Father’s Day

Father’s Day

 A father shouldn’t need to answer the question “What would you like to do on Father’s Day” with “I’d like to visit my son’s gravesite.”  For thousands of dads across the country today, this day is bittersweet, as bereaved fathers are reminded that a part of what made them a whole person is now gone forever.

Childhood cancer is a larger problem than most people realize.  Although certain types of childhood cancer—notably the most common type leukemia—have 5-year survival rates of 80-90%, many other types of childhood cancer have a survival rate of zero.  Further, even those childhood cancers boasting relatively high 5-year survival rates, fully two-thirds or more of those affected children will suffer significant to severe long-term complications from the “treatments” that were supposed to save their life.   Sam’s Foundation exists to fund research for childhood cancers that are currently death sentences to those who contract them and funds research aimed at finding safer, more effective treatments for all types of childhood cancer.  By focusing on these two critical aspects of the problem of childhood cancer we hope to benefit a dramatically underserved  segment of the childhood cancer landscape while at the same time offering translational benefits that extend to all childhood cancers—and beyond.
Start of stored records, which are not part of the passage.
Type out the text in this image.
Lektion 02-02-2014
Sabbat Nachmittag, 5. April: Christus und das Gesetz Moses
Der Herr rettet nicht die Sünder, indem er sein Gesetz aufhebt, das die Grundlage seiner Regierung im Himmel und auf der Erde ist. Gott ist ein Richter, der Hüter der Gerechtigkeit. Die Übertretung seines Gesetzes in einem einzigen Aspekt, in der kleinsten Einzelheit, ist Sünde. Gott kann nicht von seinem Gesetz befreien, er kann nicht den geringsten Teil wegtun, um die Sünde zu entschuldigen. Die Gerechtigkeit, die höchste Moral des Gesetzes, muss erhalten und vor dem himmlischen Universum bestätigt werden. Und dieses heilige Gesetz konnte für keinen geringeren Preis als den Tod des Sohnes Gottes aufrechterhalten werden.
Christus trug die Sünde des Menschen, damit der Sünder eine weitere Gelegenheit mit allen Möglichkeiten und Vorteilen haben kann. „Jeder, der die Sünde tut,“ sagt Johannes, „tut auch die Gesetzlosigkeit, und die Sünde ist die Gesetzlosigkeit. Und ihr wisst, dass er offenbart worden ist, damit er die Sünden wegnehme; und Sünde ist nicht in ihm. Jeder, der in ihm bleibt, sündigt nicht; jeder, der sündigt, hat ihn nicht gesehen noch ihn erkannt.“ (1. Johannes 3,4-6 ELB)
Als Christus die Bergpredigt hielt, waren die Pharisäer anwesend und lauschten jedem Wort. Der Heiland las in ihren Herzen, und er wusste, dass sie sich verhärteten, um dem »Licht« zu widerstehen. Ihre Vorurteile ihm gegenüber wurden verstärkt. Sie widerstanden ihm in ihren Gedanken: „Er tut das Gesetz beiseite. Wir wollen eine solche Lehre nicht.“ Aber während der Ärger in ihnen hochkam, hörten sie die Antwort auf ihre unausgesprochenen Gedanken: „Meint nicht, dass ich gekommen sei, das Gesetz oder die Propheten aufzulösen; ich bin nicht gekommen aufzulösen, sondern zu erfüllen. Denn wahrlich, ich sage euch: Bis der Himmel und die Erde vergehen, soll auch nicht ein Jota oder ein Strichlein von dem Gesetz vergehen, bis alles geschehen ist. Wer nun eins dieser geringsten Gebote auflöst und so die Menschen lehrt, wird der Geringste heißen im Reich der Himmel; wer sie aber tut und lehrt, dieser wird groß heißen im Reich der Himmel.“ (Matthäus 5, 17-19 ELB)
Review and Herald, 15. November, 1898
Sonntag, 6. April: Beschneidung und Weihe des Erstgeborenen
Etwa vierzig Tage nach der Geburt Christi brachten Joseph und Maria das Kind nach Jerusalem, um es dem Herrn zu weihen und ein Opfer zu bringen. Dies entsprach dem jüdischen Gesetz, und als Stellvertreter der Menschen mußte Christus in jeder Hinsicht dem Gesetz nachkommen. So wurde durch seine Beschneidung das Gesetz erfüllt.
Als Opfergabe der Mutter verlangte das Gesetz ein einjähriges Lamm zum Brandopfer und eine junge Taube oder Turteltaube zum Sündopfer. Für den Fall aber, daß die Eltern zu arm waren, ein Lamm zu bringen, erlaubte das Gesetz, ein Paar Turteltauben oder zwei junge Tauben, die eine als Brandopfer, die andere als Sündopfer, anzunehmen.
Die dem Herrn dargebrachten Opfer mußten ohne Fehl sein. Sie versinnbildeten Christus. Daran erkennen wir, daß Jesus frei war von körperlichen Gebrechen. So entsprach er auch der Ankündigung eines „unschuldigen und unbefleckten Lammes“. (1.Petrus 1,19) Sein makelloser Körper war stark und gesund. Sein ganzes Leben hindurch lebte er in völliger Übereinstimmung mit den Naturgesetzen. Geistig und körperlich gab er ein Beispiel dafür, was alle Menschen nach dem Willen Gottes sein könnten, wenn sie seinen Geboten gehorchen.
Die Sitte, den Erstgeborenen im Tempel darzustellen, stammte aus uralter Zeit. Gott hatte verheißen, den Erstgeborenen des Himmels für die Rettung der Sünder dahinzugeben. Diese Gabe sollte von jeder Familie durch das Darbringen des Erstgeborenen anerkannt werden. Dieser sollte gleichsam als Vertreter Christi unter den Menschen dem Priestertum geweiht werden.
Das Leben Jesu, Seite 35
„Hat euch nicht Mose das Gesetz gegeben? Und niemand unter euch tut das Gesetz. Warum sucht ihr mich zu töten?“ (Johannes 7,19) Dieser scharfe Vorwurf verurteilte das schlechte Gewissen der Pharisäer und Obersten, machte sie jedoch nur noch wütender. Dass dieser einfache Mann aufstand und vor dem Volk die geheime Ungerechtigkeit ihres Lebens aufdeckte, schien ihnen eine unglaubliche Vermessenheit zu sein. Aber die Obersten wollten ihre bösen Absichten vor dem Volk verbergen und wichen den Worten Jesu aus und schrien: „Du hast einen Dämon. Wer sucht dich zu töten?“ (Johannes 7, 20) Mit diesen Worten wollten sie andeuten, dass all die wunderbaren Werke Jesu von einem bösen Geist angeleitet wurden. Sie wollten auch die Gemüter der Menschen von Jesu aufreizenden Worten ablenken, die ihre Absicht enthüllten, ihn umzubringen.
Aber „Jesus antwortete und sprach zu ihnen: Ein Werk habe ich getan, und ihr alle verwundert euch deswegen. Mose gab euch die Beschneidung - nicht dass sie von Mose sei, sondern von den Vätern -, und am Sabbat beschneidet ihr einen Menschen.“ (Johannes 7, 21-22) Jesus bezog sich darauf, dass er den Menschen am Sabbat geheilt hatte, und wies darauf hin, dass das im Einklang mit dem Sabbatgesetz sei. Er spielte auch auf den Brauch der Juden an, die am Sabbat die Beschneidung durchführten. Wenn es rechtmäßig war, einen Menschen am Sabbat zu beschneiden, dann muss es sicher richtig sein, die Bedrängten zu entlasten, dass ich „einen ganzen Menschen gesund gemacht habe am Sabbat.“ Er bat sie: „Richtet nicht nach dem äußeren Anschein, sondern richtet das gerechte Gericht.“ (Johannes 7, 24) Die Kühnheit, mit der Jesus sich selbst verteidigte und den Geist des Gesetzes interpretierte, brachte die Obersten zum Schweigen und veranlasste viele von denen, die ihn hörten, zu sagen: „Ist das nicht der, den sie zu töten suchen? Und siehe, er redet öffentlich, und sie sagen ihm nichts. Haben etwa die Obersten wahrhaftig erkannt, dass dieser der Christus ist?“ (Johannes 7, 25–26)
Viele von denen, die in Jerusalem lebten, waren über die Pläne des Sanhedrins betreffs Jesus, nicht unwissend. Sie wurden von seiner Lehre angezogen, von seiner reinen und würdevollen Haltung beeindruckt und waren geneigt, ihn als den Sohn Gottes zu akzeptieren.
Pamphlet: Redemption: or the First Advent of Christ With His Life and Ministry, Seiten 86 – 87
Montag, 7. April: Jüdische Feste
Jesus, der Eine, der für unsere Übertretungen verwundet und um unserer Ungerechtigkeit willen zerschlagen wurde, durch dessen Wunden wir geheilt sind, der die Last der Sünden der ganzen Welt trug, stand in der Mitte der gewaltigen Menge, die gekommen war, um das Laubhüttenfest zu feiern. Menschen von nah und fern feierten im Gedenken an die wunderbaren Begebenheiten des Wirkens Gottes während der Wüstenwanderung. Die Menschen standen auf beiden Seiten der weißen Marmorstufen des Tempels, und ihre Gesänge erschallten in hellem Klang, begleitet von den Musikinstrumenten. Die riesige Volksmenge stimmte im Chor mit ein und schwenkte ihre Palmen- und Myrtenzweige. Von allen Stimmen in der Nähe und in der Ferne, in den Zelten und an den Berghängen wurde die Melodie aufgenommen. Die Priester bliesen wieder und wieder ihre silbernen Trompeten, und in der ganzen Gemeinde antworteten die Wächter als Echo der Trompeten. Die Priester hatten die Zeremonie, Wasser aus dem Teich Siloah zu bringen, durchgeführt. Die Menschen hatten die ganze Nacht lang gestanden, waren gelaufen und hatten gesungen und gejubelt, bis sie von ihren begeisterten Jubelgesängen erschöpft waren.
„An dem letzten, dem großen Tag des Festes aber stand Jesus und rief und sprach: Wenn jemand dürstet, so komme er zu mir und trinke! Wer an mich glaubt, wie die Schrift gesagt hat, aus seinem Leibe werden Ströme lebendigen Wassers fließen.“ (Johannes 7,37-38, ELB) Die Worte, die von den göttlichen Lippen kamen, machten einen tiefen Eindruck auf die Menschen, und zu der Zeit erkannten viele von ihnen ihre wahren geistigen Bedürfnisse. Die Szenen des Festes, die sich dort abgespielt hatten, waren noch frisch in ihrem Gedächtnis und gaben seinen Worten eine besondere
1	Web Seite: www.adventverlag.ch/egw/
In these problems—which should by no means be minimized as they are literally a matter of life and death for our children—there is also tremendous opportunity.  And it’s a far larger opportunity than I believe society today realizes.  Sam’s Foundation wants to change both that perception and reality.

We believe that money spent on adult cancer research seldom trickles down to benefit children diagnosed with cancer because children’s cancers—their situation, their needs and their bodies—are different than adults.  The same poison we administer to the 60-year old woman with breast cancer or the same radiation we use to blast the 70-year old man with prostate cancer do not have the same effects on the bodies of a 6-year old child.   Yet, when we fund research to save children’s lives and develop safer, more effective treatments for children with cancer, the results can and do trickle up to benefit adults.


This is such a critical point that I want to repeat it again—when we fund childhood cancer research we are in fact also funding adult cancer research.  Yet the opposite is not always true.  The reasons that we do not fund childhood cancer at the same level as adult cancer research seem, on their surface, logical enough.  Those 46 children diagnosed every school day amount to about 10,000 children per year.  Far more adults contract cancer than do children—a point we must concede.  But because of that, pharmaceutical companies have no economic incentive to spend billions on research for such a small addressable market.

Childhood cancer research is therefore a “pure public good”, meaning traditional capitalism does not offer the most efficient means of addressing the problem.  That’s why it is up to us—the families, the friends, the community, and yes the government—to fund this critical need.  What Sam’s Foundation wants people to know is that childhood cancer research is a wonderful investment with a payoff far beyond the fundamental desire of protecting our precious children.  It is also an investment in the rest of society—your brother, your sister, your mother, your father, your best friend and your neighbor.  We all benefit from finding safer, more effective treatments for cancer—and children are at the vanguard of that effort.


So our mission—Sam’s legacy—is to help people see the opportunity in front of us that comes from the devastation of losing far too many precious lives far before their time should have come.  This is an opportunity to turn proverbial lemons into lemonade.  It is not a coincidence that Sam’s Foundation derives a significant amount of its funding from lemonade stands around the community.  Those lemonade stands are symbolic of our desire to turn something bitter into something sweet, to turn devastation into something meaningful and worthy of the loss.

I believe that through increased awareness of the problem of childhood cancer—far too many children who die and far too many children who live suffering lifelong consequences—we will eventually come to realize that the solution—increased awareness and funding—will extend far beyond the walls of children’s hospitals.

Please consider becoming a part of the solution by supporting increased awareness and funding of our collective futures.  Do it for kids like Sam.  Do it for your family.  Do it for all of us.  But do it.